We are not sure what the mix is, and have taken our best stab at it, quarter on quarter, and we were reminded after this story posted to not forget about he effect that Google might be having on AMD’s datacenter GPU business. If you assume that there is a baseline north of $40 million per quarter for datacenter GPUs — a mix of Radeon and Radeon Instinct cards — and then the rest is the custom GPUs that Google is deploying for its Stadia cloud gaming service, then Google bought somewhere on the order of $100 million of these devices in 2019 so far and accounts for all of the growth and the subsequent decline back to normal in the third quarter. Google is launching Stadia on November 19, so would have to have all of the necessary hardware in line, and assuming that this custom GPU used in Stadia — which has 56 compute units fired up, 10.7 teraflops at single precision, and HBM2 memory — costs somewhere between the Radeon RX 56 and Radeon RX 64 at list price and Google then can get it for 50 percent of list, then Google may have acquired as many as 300,000 to 350,000 units from AMD in the past couple of quarters. There is a lot of estimating and “if-then” in all of those numbers, we fully realize. But this does explain why the datacenter business went up and then went back down rather neatly.
Reality is probably a bit messier than this.
Anyway, here is what the AMD datacenter business might look like against the two divisions it pulls from:
So, basically, the annualized run rate of the AMD datacenter business proper – bits from the two major divisions – is around $1 billion, with it hitting $252 million, by our estimates, in Q3 2019. That represented 13.9 percent of revenues in the third quarter, and around 15 percent in the first three quarters, which compares quite favorably to the 2.5 percent to 5.2 percent of sales that AMD’s datacenter business had – again, according to our model, not pronouncements by AMD – before things really started taking off in the fourth quarter of 2018. It seems very likely that AMD will at least break through a $2 billion annual run rate for its datacenter business in 2020, perhaps as high as $2.5 billion if it is a little better than we expect and maybe even $3 billion if growth stays at current levels.
But in the meantime, Su and her team are keeping their eye on the next quarter and on making sure the roadmaps are adhered to because what everyone wants as much as a resurgent AMD is a predictable one.

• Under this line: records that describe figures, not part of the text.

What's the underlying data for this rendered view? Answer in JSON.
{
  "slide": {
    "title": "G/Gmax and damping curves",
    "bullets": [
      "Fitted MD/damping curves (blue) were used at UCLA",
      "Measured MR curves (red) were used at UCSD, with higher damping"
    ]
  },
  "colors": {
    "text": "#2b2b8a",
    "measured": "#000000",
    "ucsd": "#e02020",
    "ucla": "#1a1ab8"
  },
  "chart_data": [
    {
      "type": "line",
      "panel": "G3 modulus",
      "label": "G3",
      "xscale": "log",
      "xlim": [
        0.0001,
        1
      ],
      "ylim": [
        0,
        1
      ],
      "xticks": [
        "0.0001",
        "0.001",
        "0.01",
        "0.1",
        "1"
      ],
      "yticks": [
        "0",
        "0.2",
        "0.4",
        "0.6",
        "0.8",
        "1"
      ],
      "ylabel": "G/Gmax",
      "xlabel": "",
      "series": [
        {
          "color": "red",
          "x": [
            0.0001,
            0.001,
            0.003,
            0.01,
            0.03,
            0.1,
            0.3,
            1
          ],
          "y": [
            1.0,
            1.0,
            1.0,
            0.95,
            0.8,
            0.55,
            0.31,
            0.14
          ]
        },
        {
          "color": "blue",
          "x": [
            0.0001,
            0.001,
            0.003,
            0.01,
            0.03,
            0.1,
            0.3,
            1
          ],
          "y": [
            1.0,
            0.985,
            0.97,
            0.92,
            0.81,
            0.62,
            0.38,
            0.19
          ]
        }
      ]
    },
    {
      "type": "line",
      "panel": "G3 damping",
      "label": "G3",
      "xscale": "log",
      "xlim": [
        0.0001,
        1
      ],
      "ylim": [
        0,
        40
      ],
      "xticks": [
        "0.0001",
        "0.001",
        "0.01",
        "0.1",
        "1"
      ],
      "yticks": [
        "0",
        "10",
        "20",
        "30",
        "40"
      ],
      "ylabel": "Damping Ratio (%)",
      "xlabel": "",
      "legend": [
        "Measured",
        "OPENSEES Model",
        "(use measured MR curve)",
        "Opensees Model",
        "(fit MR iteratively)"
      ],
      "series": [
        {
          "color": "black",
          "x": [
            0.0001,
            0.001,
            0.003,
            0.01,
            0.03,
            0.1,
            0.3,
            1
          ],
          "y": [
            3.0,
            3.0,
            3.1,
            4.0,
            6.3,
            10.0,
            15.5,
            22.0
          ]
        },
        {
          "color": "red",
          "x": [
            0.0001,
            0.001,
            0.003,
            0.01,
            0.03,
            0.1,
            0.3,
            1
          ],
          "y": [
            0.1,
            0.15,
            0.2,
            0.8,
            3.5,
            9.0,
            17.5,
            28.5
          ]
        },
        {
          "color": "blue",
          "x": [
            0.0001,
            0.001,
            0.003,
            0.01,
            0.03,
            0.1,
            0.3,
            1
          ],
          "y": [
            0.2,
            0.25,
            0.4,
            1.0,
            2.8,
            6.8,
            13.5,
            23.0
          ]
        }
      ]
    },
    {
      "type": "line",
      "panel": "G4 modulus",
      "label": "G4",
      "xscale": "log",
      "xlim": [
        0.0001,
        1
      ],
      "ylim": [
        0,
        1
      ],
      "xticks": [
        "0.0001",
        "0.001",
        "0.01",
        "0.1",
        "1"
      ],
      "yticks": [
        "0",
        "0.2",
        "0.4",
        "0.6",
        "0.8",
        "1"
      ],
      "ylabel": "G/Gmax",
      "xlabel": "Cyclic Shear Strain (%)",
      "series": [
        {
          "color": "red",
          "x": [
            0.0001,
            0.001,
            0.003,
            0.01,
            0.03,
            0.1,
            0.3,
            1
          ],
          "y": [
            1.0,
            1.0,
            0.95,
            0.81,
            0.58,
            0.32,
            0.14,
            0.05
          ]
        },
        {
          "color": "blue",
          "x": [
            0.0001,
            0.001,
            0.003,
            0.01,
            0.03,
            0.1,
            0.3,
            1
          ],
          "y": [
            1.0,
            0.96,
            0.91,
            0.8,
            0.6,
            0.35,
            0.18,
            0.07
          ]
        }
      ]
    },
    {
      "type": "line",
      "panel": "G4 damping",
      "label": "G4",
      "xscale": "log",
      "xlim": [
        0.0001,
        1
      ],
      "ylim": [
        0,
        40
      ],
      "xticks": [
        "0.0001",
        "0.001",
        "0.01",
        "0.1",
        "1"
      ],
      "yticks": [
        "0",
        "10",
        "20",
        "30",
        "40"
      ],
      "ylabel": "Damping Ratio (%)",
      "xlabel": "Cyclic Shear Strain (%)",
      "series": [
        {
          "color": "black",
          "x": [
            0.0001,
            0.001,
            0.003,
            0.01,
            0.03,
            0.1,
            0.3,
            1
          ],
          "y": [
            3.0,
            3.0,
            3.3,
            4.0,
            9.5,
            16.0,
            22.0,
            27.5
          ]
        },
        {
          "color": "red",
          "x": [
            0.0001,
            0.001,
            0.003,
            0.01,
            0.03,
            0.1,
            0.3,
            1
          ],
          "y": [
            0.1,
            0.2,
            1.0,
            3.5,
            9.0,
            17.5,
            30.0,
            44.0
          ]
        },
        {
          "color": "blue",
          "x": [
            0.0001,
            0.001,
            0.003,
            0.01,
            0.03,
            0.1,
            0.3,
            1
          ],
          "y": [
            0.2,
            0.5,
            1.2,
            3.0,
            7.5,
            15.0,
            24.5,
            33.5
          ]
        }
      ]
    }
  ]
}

“We expect server revenue to grow sequentially by a strong double-digit percentage in the fourth quarter as we continue ramping our second-generation Epyc processors,” Su said when asked about the future of the server CPU lineup. “We remain on track to achieve our near-term goal of double digit server CPU share by the middle of next year. We are on track to exit 2019 with another quarter of significant growth, driven by the ramp of our 7 nanometer products, and believe we are well-positioned to build on our momentum in 2020 and beyond as we deliver an even stronger set of leadership products that can drive sustained growth and an increased share of the $75 billion market for high performance computing and graphics technologies.”